Regarding precision, the proposed method has a precision score of 0.7088, which is slightly better than the RF model with a precision score of 0.7055. The lowest precision is observed for the NB model with a precision score of 0.597. For recall, the proposed method has the highest score of 0.816, followed by the RF model with a recall score of 0.799. The lowest recall score is observed for the LR model with a score of 0.5801. Finally, for the F1 score, the proposed method has the highest score of 0.7579, followed by the RF model with a score of 0.7486. The lowest F1 score is observed for the LR model with a score of 0.5925.

7. Conclusions

Social spam is a persistent problem on online social networks that can harm individuals and businesses. Machine learning and ontology-based approaches have been proposed to detect social spam. Machine learning techniques analyse data patterns and characteristics to distinguish spam from legitimate content, while ontologies explicitly model domain knowledge to create rules for identifying social spammers. However, both approaches have their limitations, such as false positives and false negatives in machine learning, and the inability to conceptualize domain-specific social spam in ontologies. Nevertheless, ongoing research in this area aims to develop more accurate and effective approaches to combat social spam on online social networks.

This study intends to fill this need by developing DSpamOnto, a domain-specific ontology for detecting social spammers in microblogging that target a certain domain. DSpamOnto can detect social spammers based on domain-specific activity such as publishing repeated or unrelated material and utilising false information. To test and confirm its utility in catching social spammers, the suggested model is evaluated and benchmarked against well-proven ML models using several assessment measures.

Future work in this area should focus on developing more effective and efficient techniques for detecting social spam in microblogging platforms, with a particular emphasis on domain-specific spam. By developing better detection techniques, it may be possible to reduce the negative impact of social spam on users and businesses and improve the overall quality of experience on microblogging platforms.
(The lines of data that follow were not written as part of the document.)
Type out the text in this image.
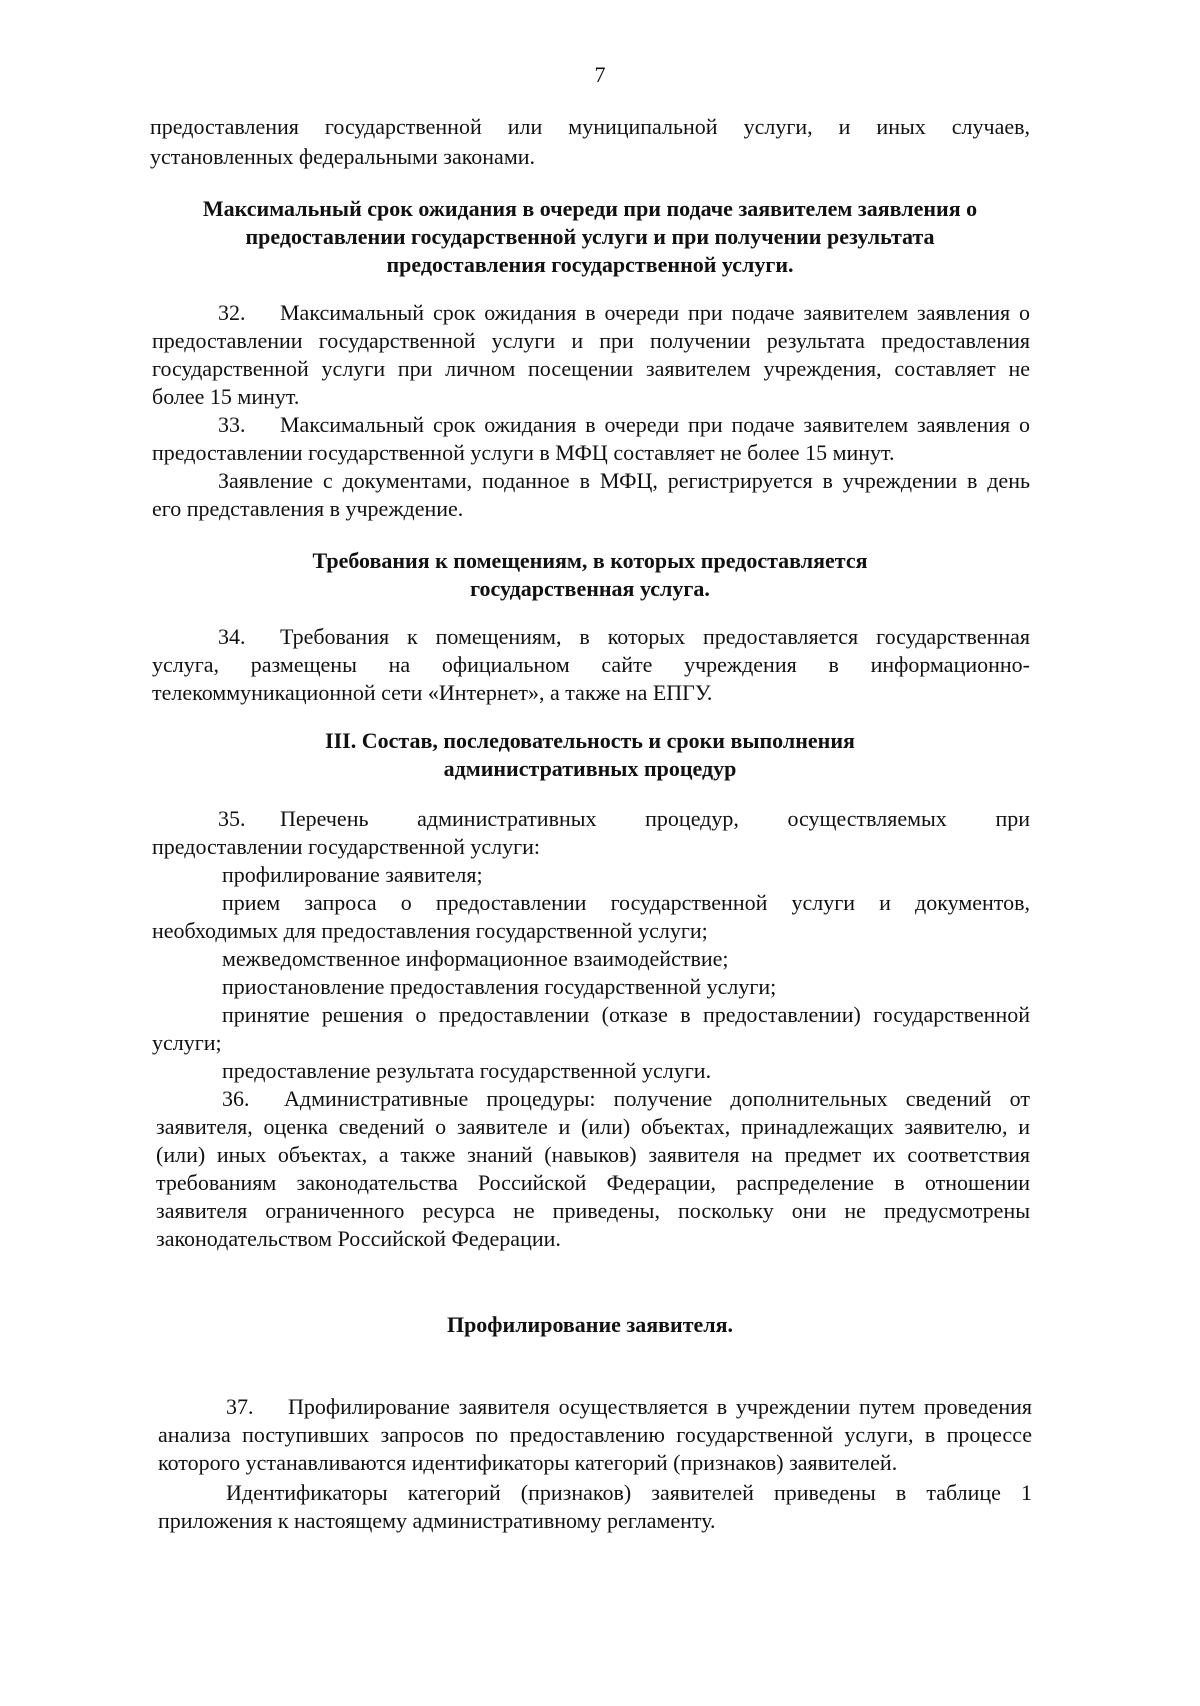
7
предоставления государственной или муниципальной услуги, и иных случаев,
установленных федеральными законами.
Максимальный срок ожидания в очереди при подаче заявителем заявления о
предоставлении государственной услуги и при получении результата
предоставления государственной услуги.
32. Максимальный срок ожидания в очереди при подаче заявителем заявления о
предоставлении государственной услуги и при получении результата предоставления
государственной услуги при личном посещении заявителем учреждения, составляет не
более 15 минут.
33. Максимальный срок ожидания в очереди при подаче заявителем заявления о
предоставлении государственной услуги в МФЦ составляет не более 15 минут.
Заявление с документами, поданное в МФЦ, регистрируется в учреждении в день
его представления в учреждение.
Требования к помещениям, в которых предоставляется
государственная услуга.
34. Требования к помещениям, в которых предоставляется государственная
услуга, размещены на официальном сайте учреждения в информационно-
телекоммуникационной сети «Интернет», а также на ЕПГУ.
III. Состав, последовательность и сроки выполнения
административных процедур
35. Перечень административных процедур, осуществляемых при
предоставлении государственной услуги:
профилирование заявителя;
прием запроса о предоставлении государственной услуги и документов,
необходимых для предоставления государственной услуги;
межведомственное информационное взаимодействие;
приостановление предоставления государственной услуги;
принятие решения о предоставлении (отказе в предоставлении) государственной
услуги;
предоставление результата государственной услуги.
36. Административные процедуры: получение дополнительных сведений от
заявителя, оценка сведений о заявителе и (или) объектах, принадлежащих заявителю, и
(или) иных объектах, а также знаний (навыков) заявителя на предмет их соответствия
требованиям законодательства Российской Федерации, распределение в отношении
заявителя ограниченного ресурса не приведены, поскольку они не предусмотрены
законодательством Российской Федерации.
Профилирование заявителя.
37. Профилирование заявителя осуществляется в учреждении путем проведения
анализа поступивших запросов по предоставлению государственной услуги, в процессе
которого устанавливаются идентификаторы категорий (признаков) заявителей.
Идентификаторы категорий (признаков) заявителей приведены в таблице 1
приложения к настоящему административному регламенту.
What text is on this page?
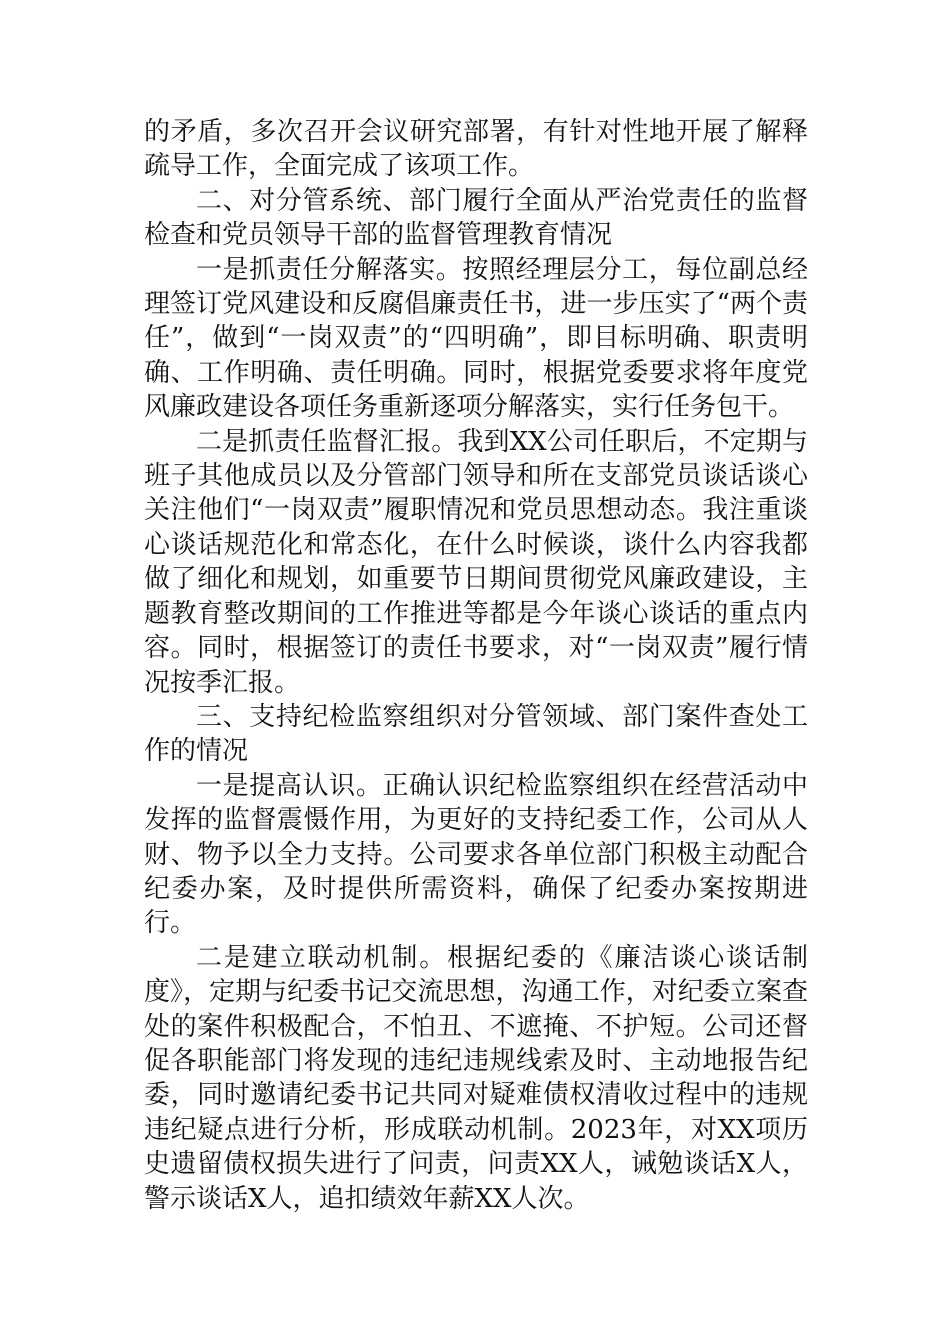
的矛盾，多次召开会议研究部署，有针对性地开展了解释疏导工作，全面完成了该项工作。

二、对分管系统、部门履行全面从严治党责任的监督检查和党员领导干部的监督管理教育情况

一是抓责任分解落实。按照经理层分工，每位副总经理签订党风建设和反腐倡廉责任书，进一步压实了“两个责任”，做到“一岗双责”的“四明确”，即目标明确、职责明确、工作明确、责任明确。同时，根据党委要求将年度党风廉政建设各项任务重新逐项分解落实，实行任务包干。

二是抓责任监督汇报。我到XX公司任职后，不定期与班子其他成员以及分管部门领导和所在支部党员谈话谈心关注他们“一岗双责”履职情况和党员思想动态。我注重谈心谈话规范化和常态化，在什么时候谈，谈什么内容我都做了细化和规划，如重要节日期间贯彻党风廉政建设，主题教育整改期间的工作推进等都是今年谈心谈话的重点内容。同时，根据签订的责任书要求，对“一岗双责”履行情况按季汇报。

三、支持纪检监察组织对分管领域、部门案件查处工作的情况

一是提高认识。正确认识纪检监察组织在经营活动中发挥的监督震慑作用，为更好的支持纪委工作，公司从人财、物予以全力支持。公司要求各单位部门积极主动配合纪委办案，及时提供所需资料，确保了纪委办案按期进行。

二是建立联动机制。根据纪委的《廉洁谈心谈话制度》，定期与纪委书记交流思想，沟通工作，对纪委立案查处的案件积极配合，不怕丑、不遮掩、不护短。公司还督促各职能部门将发现的违纪违规线索及时、主动地报告纪委，同时邀请纪委书记共同对疑难债权清收过程中的违规违纪疑点进行分析，形成联动机制。2023年，对XX项历史遗留债权损失进行了问责，问责XX人，诫勉谈话X人，警示谈话X人，追扣绩效年薪XX人次。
The following are the proposed areas that will be investigated in the future:

• Incorporating DSpamOnto with machine learning techniques: The proposed domain-specific ontology, DSpamOnto, can be integrated with machine learning algorithms to improve the accuracy of social spam detection in microblogging platforms. By combining the explicit domain knowledge represented by the ontology with the pattern recognition capabilities of machine learning algorithms, more effective and efficient spam detection models can be developed.
• Developing a large labelled dataset for DSpamOnto: In order to train accurate machine learning models using DSpamOnto, a large labelled dataset of domain-specific spam and non-spam content is required. This can be a challenging task as it requires manual labelling of a large amount of data. However, developing such a dataset is crucial for the development and evaluation of machine learning models for detecting domain-specific social spam.
• Testing DSpamOnto on different microblogging platforms: The proposed ontology should be tested on different microblogging platforms to evaluate its effectiveness and applicability in different contexts. This will help to identify any platform-specific issues that may arise when using DSpamOnto and to develop solutions to address them.
• Developing strategies to combat evasive social spammers: As noted in the literature, spammers can use various techniques to evade detection, such as using natural language variations and changing account information frequently. Therefore, it is important to develop strategies to detect and combat these evasive social spammers. This may involve using more sophisticated machine learning algorithms or incorporating additional features into DSpamOnto to identify these tactics.